I have an energy system optimisation model with storage. The energy balance for the storage technology looks something like this:
e[t] = e[t-1] + eff * c[t] - d[t]
The only real decision variables are the charging and discharging (c
and d
) for the energy level you only really need to specify one point. Most people still declare e
a variable and hope that the solver will realise this however, just cause it’s simpler.
For various reasons, that’s not an option for me, so instead of a variable I define an array of expressions:
ax = 1:8760 # hours in a year
e = AxisArray(
Array{GenericAffExpr,dimension}(undef, length.(ax)...),
ax...
)
e0 = @variable(m, e0 >= 0) # Initial energy level, decision variable
e[1] = @expression(m, 1*e0)
for t in ax[2:end]
e[t] = @expression(m, e[t-1] + eff * c[t] - d[t])
end
Doing this however is really slow! Much slower than just letting Gurobi figure this out. Not only that, but Julia crashes when it tries to solve this.

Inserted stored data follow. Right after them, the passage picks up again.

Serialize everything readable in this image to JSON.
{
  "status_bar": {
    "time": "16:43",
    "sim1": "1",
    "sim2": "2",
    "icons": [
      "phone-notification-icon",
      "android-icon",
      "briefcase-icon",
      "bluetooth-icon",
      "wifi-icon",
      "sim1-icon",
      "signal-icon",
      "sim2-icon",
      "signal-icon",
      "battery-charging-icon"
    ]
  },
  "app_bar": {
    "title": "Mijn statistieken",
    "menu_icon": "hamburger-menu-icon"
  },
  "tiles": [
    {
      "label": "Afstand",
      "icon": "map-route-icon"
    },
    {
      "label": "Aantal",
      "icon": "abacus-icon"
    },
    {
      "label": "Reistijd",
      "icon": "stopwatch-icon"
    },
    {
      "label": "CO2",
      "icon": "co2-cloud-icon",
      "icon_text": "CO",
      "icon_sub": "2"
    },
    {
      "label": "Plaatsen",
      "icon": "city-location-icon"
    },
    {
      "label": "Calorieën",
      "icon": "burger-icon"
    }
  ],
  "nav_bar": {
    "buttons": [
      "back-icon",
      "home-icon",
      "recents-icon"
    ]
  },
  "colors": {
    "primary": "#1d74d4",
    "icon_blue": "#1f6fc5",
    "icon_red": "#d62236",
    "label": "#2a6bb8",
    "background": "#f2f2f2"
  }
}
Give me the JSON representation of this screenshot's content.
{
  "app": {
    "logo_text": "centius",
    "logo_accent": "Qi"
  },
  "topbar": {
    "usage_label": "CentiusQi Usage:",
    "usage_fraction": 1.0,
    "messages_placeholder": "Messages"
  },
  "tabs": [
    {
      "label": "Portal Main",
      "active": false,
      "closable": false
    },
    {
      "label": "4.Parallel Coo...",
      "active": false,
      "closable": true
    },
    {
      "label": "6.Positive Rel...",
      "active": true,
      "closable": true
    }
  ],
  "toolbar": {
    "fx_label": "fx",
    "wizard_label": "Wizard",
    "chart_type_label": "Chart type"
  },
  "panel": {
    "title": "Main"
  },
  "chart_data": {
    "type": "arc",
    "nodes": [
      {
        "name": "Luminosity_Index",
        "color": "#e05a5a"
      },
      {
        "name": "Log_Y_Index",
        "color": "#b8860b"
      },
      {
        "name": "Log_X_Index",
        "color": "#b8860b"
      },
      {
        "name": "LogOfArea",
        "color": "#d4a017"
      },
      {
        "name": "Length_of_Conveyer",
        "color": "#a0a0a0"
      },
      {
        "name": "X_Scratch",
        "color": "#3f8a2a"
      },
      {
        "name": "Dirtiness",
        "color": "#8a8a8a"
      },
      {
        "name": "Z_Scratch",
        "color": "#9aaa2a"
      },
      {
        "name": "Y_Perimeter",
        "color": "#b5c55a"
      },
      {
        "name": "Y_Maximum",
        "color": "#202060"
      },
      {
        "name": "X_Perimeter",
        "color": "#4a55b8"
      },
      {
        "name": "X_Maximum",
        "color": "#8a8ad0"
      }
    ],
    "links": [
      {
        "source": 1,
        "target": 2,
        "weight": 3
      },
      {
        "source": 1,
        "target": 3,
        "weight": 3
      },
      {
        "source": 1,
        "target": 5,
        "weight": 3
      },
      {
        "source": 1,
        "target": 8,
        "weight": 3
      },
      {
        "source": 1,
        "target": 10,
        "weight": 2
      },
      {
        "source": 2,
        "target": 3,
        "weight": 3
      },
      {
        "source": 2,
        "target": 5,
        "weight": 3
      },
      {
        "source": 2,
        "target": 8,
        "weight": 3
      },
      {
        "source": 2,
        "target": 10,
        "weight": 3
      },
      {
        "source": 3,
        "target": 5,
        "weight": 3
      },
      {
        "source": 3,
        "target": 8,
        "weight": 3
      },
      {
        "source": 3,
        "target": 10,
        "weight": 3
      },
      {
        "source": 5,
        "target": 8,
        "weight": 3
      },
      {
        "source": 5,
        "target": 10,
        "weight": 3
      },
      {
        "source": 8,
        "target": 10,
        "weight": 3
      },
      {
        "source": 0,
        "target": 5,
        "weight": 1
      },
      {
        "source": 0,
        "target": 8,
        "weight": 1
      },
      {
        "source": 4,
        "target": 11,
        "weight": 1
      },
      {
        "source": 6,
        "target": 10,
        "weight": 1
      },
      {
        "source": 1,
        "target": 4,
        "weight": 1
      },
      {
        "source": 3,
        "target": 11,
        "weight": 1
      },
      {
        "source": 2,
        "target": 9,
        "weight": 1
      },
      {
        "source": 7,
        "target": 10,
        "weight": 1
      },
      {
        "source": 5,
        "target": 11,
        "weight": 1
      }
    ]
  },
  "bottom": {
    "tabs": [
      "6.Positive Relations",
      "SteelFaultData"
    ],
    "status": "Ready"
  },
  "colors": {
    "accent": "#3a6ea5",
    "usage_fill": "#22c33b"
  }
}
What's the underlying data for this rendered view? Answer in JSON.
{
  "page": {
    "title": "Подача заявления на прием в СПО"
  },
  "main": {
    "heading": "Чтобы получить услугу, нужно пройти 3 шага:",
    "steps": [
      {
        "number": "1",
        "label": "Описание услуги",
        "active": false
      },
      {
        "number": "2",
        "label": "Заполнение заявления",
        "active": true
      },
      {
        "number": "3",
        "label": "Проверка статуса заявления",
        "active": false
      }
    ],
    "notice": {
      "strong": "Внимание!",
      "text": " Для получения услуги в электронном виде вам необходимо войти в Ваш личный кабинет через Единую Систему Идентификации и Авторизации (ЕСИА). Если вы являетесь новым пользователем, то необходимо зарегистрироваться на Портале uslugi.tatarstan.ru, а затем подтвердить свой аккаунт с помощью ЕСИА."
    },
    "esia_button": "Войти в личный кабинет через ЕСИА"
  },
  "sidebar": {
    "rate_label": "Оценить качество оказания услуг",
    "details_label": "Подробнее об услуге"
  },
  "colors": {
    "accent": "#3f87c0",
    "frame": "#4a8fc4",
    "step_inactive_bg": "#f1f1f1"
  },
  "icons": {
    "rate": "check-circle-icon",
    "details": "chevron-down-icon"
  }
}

I could try to write something like this:
e[2:end] = @expression(m, [t=2:end], sum(eff * c[tt] - d[tt] for tt=1:t)
But my representation of time is more complex than that so it’s a lot harder than the above expression would make it seem. Also I’m not sure if that would help me with my problem of Julia crashing, so I’m reticent to do it.
Any suggestions? I assume I can’t be the only one to have faced such a problem. Is the problem that with the loop I’m nesting expressions?